Si vous comptez sur moi pour dire du mal de Johnny, vous avez frappé à la mauvaise porte (rires). Johnny c’est Johnny, mec…
Vous êtes impliqué dans une association de protection de l’environnement, or s’ouvre à Paris dans quelques mois la COP21, énième sommet international sur le réchauffement climatique dont les experts s’accordent à dire qu’il accouchera au mieux de mesurettes non contraignantes. Vous restez optimistes sur notre capacité à freiner le réchauffement ?
(il prend une grande inspiration) Tant que les intérêts privés, le big business, gouverneront, je crains que la situation reste bloquée. Les chefs d’Etat semblent ne pas prendre en compte l’intérêt général, et même lorsqu’ils sont sincèrement conscients des problèmes, ils ne parviennent pas à changer la situation… Quand le manque d’eau se fera trop sentir (c’est déjà le cas en Californie, où j’habite) ou quand il n’y a aura plus de poissons à pécher, des changements auront lieu. En espérant qu’il ne sera pas trop tard…
Et en attendant ?
Je n’ai pas de solution miracle, sinon ça se saurait, mais j’ai le sentiment que c’est à chaque citoyen de prendre ses responsabilités, en agissant à son niveau, et sans doute à nous, les artistes, de montrer l’exemple. Personnellement, je fais des économies d’énergie, j’ai fait poser des panneaux solaires sur ma maison, je trie les déchets, j’interviens auprès d’enfants pour les sensibiliser, leur expliquer qu’il ne faut pas baisser les bras… Je fais ce que je peux, à mon niveau.
En tant que citoyen britannique, même si vous vivez aux Etats-Unis, est-ce que l’afflux massif de réfugiés ces derniers mois est un sujet qui vous touche ? Pensez-vous que l’Europe devrait en accueillir plus ?
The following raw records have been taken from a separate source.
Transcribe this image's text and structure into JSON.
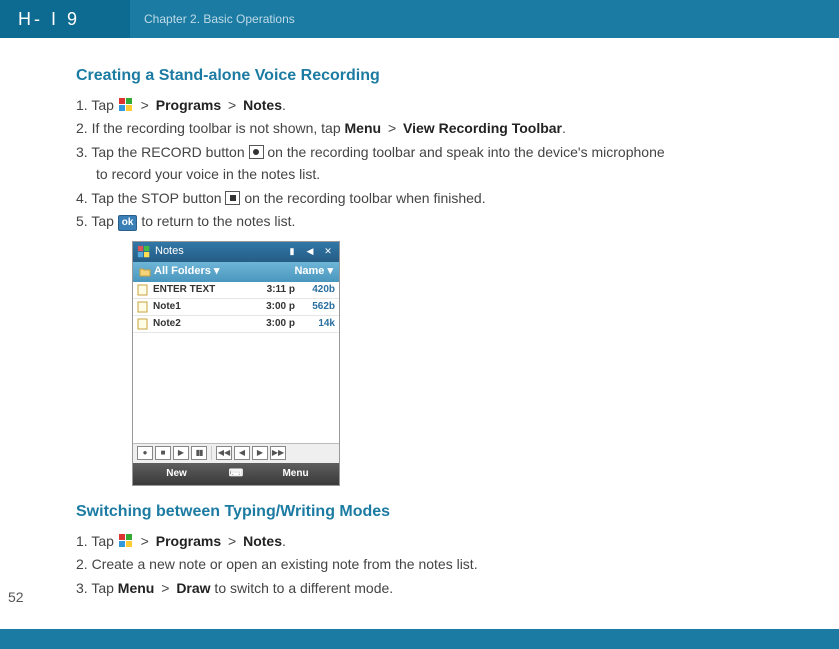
{
  "header": {
    "logo_text": "H- I 9",
    "chapter": "Chapter 2. Basic Operations"
  },
  "section1": {
    "title": "Creating a Stand-alone Voice Recording",
    "step1": {
      "num": "1. ",
      "tap": "Tap ",
      "gt1": " > ",
      "programs": "Programs",
      "gt2": " > ",
      "notes": "Notes",
      "end": "."
    },
    "step2": {
      "num": "2. ",
      "a": "If the recording toolbar is not shown, tap ",
      "menu": "Menu",
      "gt": " > ",
      "vrt": "View Recording Toolbar",
      "end": "."
    },
    "step3": {
      "num": "3. ",
      "a": "Tap the RECORD button ",
      "b": " on the recording toolbar and speak into the device's microphone",
      "cont": "to record your voice in the notes list."
    },
    "step4": {
      "num": "4. ",
      "a": "Tap the STOP button ",
      "b": " on the recording toolbar when finished."
    },
    "step5": {
      "num": "5. ",
      "a": "Tap ",
      "ok": "ok",
      "b": " to return to the notes list."
    }
  },
  "device": {
    "title": "Notes",
    "folders": "All Folders ▾",
    "name_col": "Name ▾",
    "rows": [
      {
        "name": "ENTER TEXT",
        "time": "3:11 p",
        "size": "420b"
      },
      {
        "name": "Note1",
        "time": "3:00 p",
        "size": "562b"
      },
      {
        "name": "Note2",
        "time": "3:00 p",
        "size": "14k"
      }
    ],
    "soft_left": "New",
    "soft_right": "Menu"
  },
  "section2": {
    "title": "Switching between Typing/Writing Modes",
    "step1": {
      "num": "1. ",
      "tap": "Tap ",
      "gt1": " > ",
      "programs": "Programs",
      "gt2": " > ",
      "notes": "Notes",
      "end": "."
    },
    "step2": {
      "num": "2. ",
      "text": "Create a new note or open an existing note from the notes list."
    },
    "step3": {
      "num": "3. ",
      "a": "Tap ",
      "menu": "Menu",
      "gt": " > ",
      "draw": "Draw",
      "b": " to switch to a different mode."
    }
  },
  "page_number": "52"
}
Je ne suis pas ce qui se passe au jour le jour, mais j’ai vu la photo du petit syrien noyé comme tout le monde et j’ai été révolté… Encore le mot est faible… En tant qu’ambassadeur UNICEF, je me suis rendu l’an dernier à la frontière jordano-syrienne, et j’y ai vu le deuxième plus grand camps de réfugiés du monde. Beaucoup des gens qui s’y entassent avaient des vies tout à fait normales, comme vous et moi, et d’un coup ils se retrouvent là, sans rien, et sans aucun espoir de retour à court terme. Il ne suffit pas de leur distribuer de la nourriture et des vêtements, il faut leur offrir un avenir, et l’Europe devrait jouer un plus grand rôle qu’elle ne le fait aujourd’hui…
Comment ? En ouvrant les frontières ?
Je ne suis pas un politicien, seulement un acteur, mais je pense que la décence la plus commune nous oblige à en accueillir autant que possible, oui. Avant d’être des réfugiés, ce sont des êtres humains.